News and views from the award-winning author of the novels The Skinny Years, America Libre, House Divided and Pancho Land

Tuesday, June 19, 2012

The Asian “race” is the new face of U.S. immigration


Although most scientists agree that race is social construct, editors at widely respected media sources continue to perpetuate racist myths every single day. 


Members of the same "race"?
Today’s New York Times reported that Asians are now “the fastest-growing racial group in the country.” To my friends with origins in the Far East, let me say “I feel your pain.”
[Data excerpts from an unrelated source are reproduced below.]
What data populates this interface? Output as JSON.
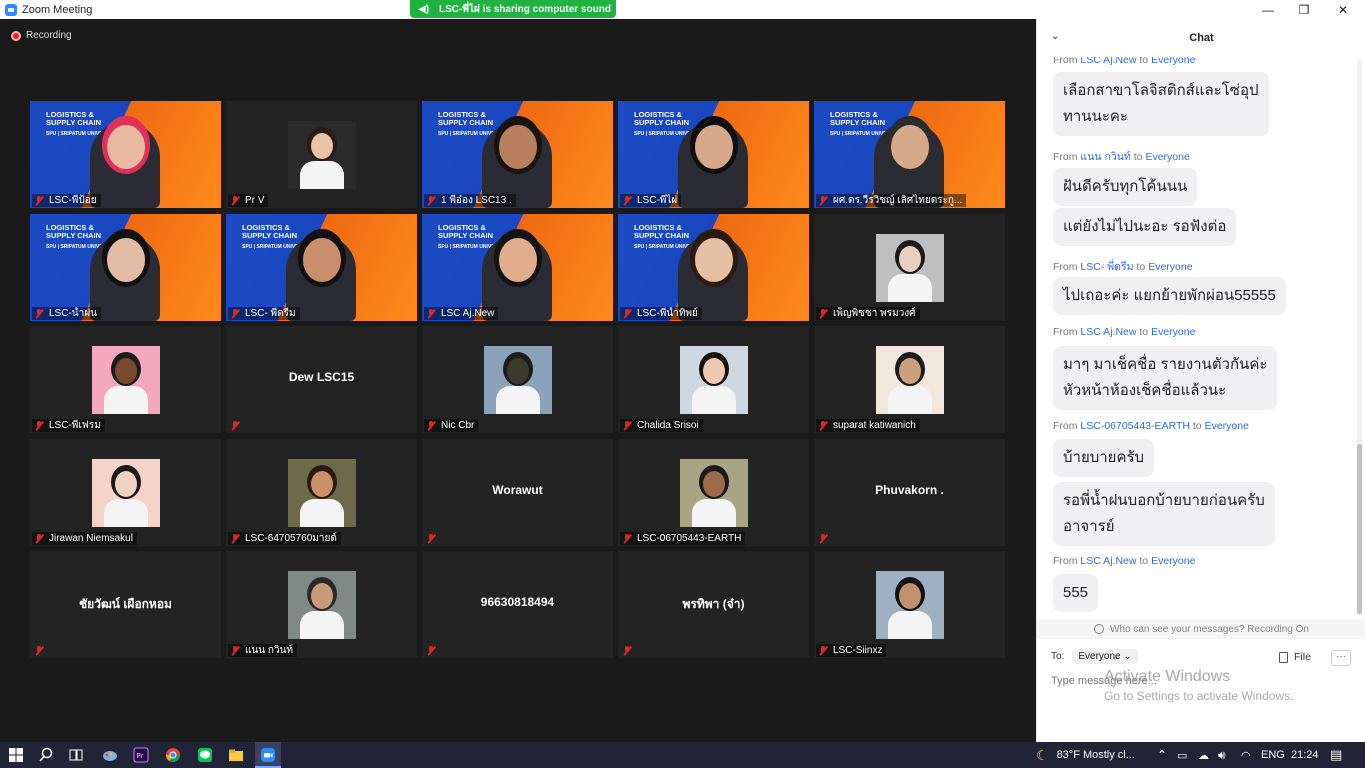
{
  "window": {
    "title": "Zoom Meeting",
    "minimize": "—",
    "maximize": "❐",
    "close": "✕"
  },
  "share_banner": {
    "text": "LSC-พี่ไผ่ is sharing computer sound"
  },
  "recording": {
    "label": "Recording"
  },
  "tiles": [
    {
      "name": "LSC-พี่ป้อย",
      "kind": "banner",
      "skin": "#e8b8a0",
      "hair": "#e0305a"
    },
    {
      "name": "Pr V",
      "kind": "avatar",
      "bg": "#2a2a2a",
      "skin": "#e8c3a8",
      "hair": "#2a1b14"
    },
    {
      "name": "1 พี่อ๋อง LSC13 .",
      "kind": "banner",
      "skin": "#b9805f",
      "hair": "#1a1410"
    },
    {
      "name": "LSC-พี่ไผ่",
      "kind": "banner",
      "skin": "#d7a889",
      "hair": "#0f0f0f"
    },
    {
      "name": "ผศ.ดร.วีรวิชญ์ เลิศไทยตระกู...",
      "kind": "banner",
      "skin": "#d6a98a",
      "hair": "#2c2c2c"
    },
    {
      "name": "LSC-น้ำฝน",
      "kind": "banner",
      "skin": "#e2bca6",
      "hair": "#111111",
      "active": true
    },
    {
      "name": "LSC- พี่ดรีม",
      "kind": "banner",
      "skin": "#c98f6c",
      "hair": "#111111"
    },
    {
      "name": "LSC Aj.New",
      "kind": "banner",
      "skin": "#e1ad8e",
      "hair": "#141414"
    },
    {
      "name": "LSC-พี่น้ำทิพย์",
      "kind": "banner",
      "skin": "#e5c0a5",
      "hair": "#2b1a10"
    },
    {
      "name": "เพ็ญพิชชา พรมวงศ์",
      "kind": "avatar",
      "bg": "#bfbfbf",
      "skin": "#e8d0c0",
      "hair": "#1a1a1a"
    },
    {
      "name": "LSC-พี่เฟรม",
      "kind": "avatar",
      "bg": "#f3a8c0",
      "skin": "#7a4a30",
      "hair": "#1c1c1c"
    },
    {
      "name": "",
      "kind": "text",
      "bigname": "Dew LSC15"
    },
    {
      "name": "Nic Cbr",
      "kind": "avatar",
      "bg": "#8aa3b8",
      "skin": "#3b3b2d",
      "hair": "#1c1c1c"
    },
    {
      "name": "Chalida Srisoi",
      "kind": "avatar",
      "bg": "#cfd8e0",
      "skin": "#efc9b1",
      "hair": "#1a1010"
    },
    {
      "name": "suparat katiwanich",
      "kind": "avatar",
      "bg": "#f2e7dc",
      "skin": "#caa07e",
      "hair": "#1a1a1a"
    },
    {
      "name": "Jirawan Niemsakul",
      "kind": "avatar",
      "bg": "#f6d3c9",
      "skin": "#f0d2c0",
      "hair": "#1a1a1a"
    },
    {
      "name": "LSC-64705760มายด์",
      "kind": "avatar",
      "bg": "#6b6a4a",
      "skin": "#c9906a",
      "hair": "#2b1a10"
    },
    {
      "name": "",
      "kind": "text",
      "bigname": "Worawut"
    },
    {
      "name": "LSC-06705443-EARTH",
      "kind": "avatar",
      "bg": "#a8a484",
      "skin": "#9d6a4c",
      "hair": "#1a1a1a"
    },
    {
      "name": "",
      "kind": "text",
      "bigname": "Phuvakorn ."
    },
    {
      "name": "",
      "kind": "text",
      "bigname": "ชัยวัฒน์ เผือกหอม"
    },
    {
      "name": "แนน กวินท์",
      "kind": "avatar",
      "bg": "#7f8a86",
      "skin": "#c79a7a",
      "hair": "#2a2a2a"
    },
    {
      "name": "",
      "kind": "text",
      "bigname": "96630818494"
    },
    {
      "name": "",
      "kind": "text",
      "bigname": "พรทิพา (จ๋า)"
    },
    {
      "name": "LSC-Siinxz",
      "kind": "avatar",
      "bg": "#9fb0c4",
      "skin": "#c09070",
      "hair": "#111111"
    }
  ],
  "banner": {
    "line1": "LOGISTICS &",
    "line2": "SUPPLY CHAIN",
    "sub": "SPU | SRIPATUM UNIVERSITY"
  },
  "chat": {
    "title": "Chat",
    "messages": [
      {
        "from": "LSC Aj.New",
        "to": "Everyone",
        "bubbles": [
          [
            "เลือกสาขาโลจิสติกส์และโซ่อุป",
            "ทานนะคะ"
          ]
        ]
      },
      {
        "from": "แนน กวินท์",
        "to": "Everyone",
        "bubbles": [
          [
            "ฝันดีครับทุกโค้นนน"
          ],
          [
            "แต่ยังไม่ไปนะอะ รอฟังต่อ"
          ]
        ]
      },
      {
        "from": "LSC- พี่ดรีม",
        "to": "Everyone",
        "bubbles": [
          [
            "ไปเถอะค่ะ แยกย้ายพักผ่อน55555"
          ]
        ]
      },
      {
        "from": "LSC Aj.New",
        "to": "Everyone",
        "bubbles": [
          [
            "มาๆ มาเช็คชื่อ รายงานตัวกันค่ะ",
            "หัวหน้าห้องเช็คชื่อแล้วนะ"
          ]
        ]
      },
      {
        "from": "LSC-06705443-EARTH",
        "to": "Everyone",
        "bubbles": [
          [
            "บ้ายบายครับ"
          ],
          [
            "รอพี่น้ำฝนบอกบ้ายบายก่อนครับ",
            "อาจารย์"
          ]
        ]
      },
      {
        "from": "LSC Aj.New",
        "to": "Everyone",
        "bubbles": [
          [
            "555"
          ]
        ]
      }
    ],
    "from_word": "From",
    "to_word": "to",
    "privacy": "Who can see your messages? Recording On",
    "to_label": "To:",
    "to_value": "Everyone",
    "file_label": "File",
    "more": "···",
    "input_placeholder": "Type message here..."
  },
  "watermark": {
    "line1": "Activate Windows",
    "line2": "Go to Settings to activate Windows."
  },
  "taskbar": {
    "weather": "83°F  Mostly cl...",
    "lang": "ENG",
    "time": "21:24"
  },
  "colors": {
    "zoom_blue": "#2d8cff",
    "share_green": "#1fb141",
    "active_border": "#e7e160",
    "mute_red": "#e02828",
    "link_blue": "#2b6dd4"
  }
}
For over a decade, the mainstream media has barraged the nation with breathless pronouncements about the scope of Hispanic immigration to the United States. Using language usually reserved for natural disasters, publishers and broadcasters have forecast the growth of the Hispanic population, which is invariably portrayed as a racial monolith swarming over the land. Now, with the story of the “explosive growth” of the U.S. population originating in Latin America growing a little stale, it seems those with Asian origins may be in for similar treatment.
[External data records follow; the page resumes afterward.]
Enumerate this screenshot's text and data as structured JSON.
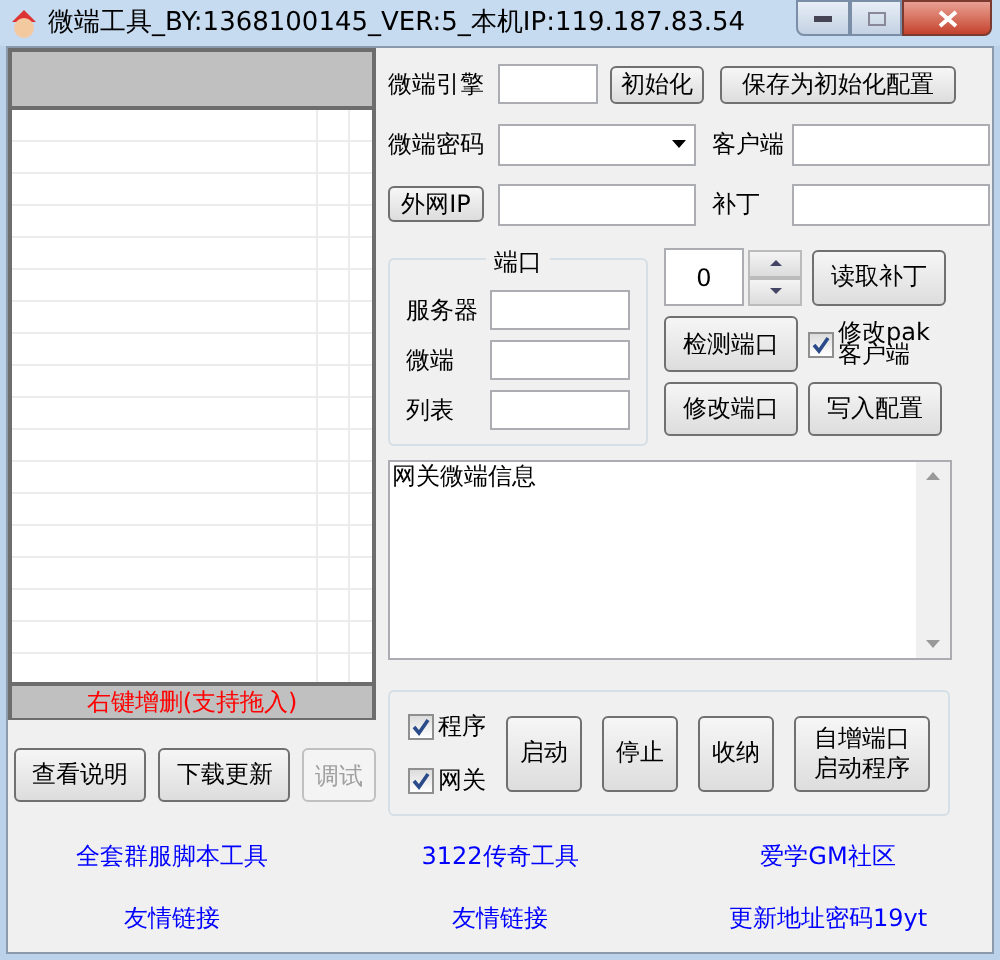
{
  "window": {
    "title": "微端工具_BY:1368100145_VER:5_本机IP:119.187.83.54"
  },
  "list_footer": "右键增删(支持拖入)",
  "left_buttons": [
    {
      "label": "查看说明",
      "disabled": false
    },
    {
      "label": "下载更新",
      "disabled": false
    },
    {
      "label": "调试",
      "disabled": true
    }
  ],
  "engine": {
    "label": "微端引擎",
    "init_button": "初始化",
    "save_button": "保存为初始化配置"
  },
  "password": {
    "label": "微端密码"
  },
  "client": {
    "label": "客户端"
  },
  "external_ip": {
    "button": "外网IP"
  },
  "patch": {
    "label": "补丁"
  },
  "port_group": {
    "title": "端口",
    "fields": [
      {
        "label": "服务器"
      },
      {
        "label": "微端"
      },
      {
        "label": "列表"
      }
    ]
  },
  "spinner": {
    "value": "0"
  },
  "port_buttons": {
    "read_patch": "读取补丁",
    "check_port": "检测端口",
    "modify_port": "修改端口",
    "write_config": "写入配置"
  },
  "modify_pak": {
    "label": "修改pak客户端",
    "checked": true
  },
  "info_box": {
    "value": "网关微端信息"
  },
  "run_options": [
    {
      "label": "程序",
      "checked": true
    },
    {
      "label": "网关",
      "checked": true
    }
  ],
  "run_buttons": [
    "启动",
    "停止",
    "收纳",
    "自增端口启动程序"
  ],
  "links": [
    [
      "全套群服脚本工具",
      "3122传奇工具",
      "爱学GM社区"
    ],
    [
      "友情链接",
      "友情链接",
      "更新地址密码19yt"
    ]
  ]
}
Of course, in both cases, the picture painted in the media avoids inconvenient nuances. Central to these over-simplifications is the idea that those labeled “Asian” and “Hispanic” can be lumped into distinct racial categories. This absurd conflation of geography with genes is best summarized in these words: Race is an illusion, but racism is real.

Although most scientists agree that the idea of “race” is social construct, editors at widely respected media sources continue to perpetuate racist myths every single day. In reality, people with origins in the Far East and Latin America are not genetically similar. But under the incongruous “racial” labels used in the media, people from the Indian sub-continent, Japan, China and the Philippines are considered genetically the same. This puts Mahatma Gandhi in the same racial category as  Mao Zedong. 
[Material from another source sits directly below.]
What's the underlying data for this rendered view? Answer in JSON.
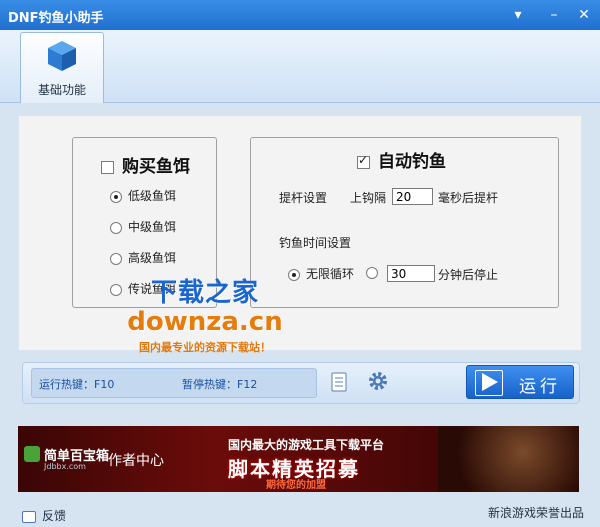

The myth-making about a “Hispanic race” is equally absurd. Who in their right mind would consider Cameron Diaz, Salma Hayek and Afro-Cuban salsa legend Celia Cruz part of a single race? Apparently the editors at the New York Times and other prestigious publication do. 

What’s the harm in all this? These inaccurate quasi-racial categories paint a distorted picture of U.S. society. The illusion of monolithic swarms of racial “others” stirs irrational fears, fueling the growth of extremist movements based on xenophobia that could destabilize the nation. If present trends continue, we could be on the path to the Balkanization of America.

Racism does not always wear a white hood and burn a cross on someone’s lawn. Sometimes the racism takes place at a keyboard – by someone who should know better.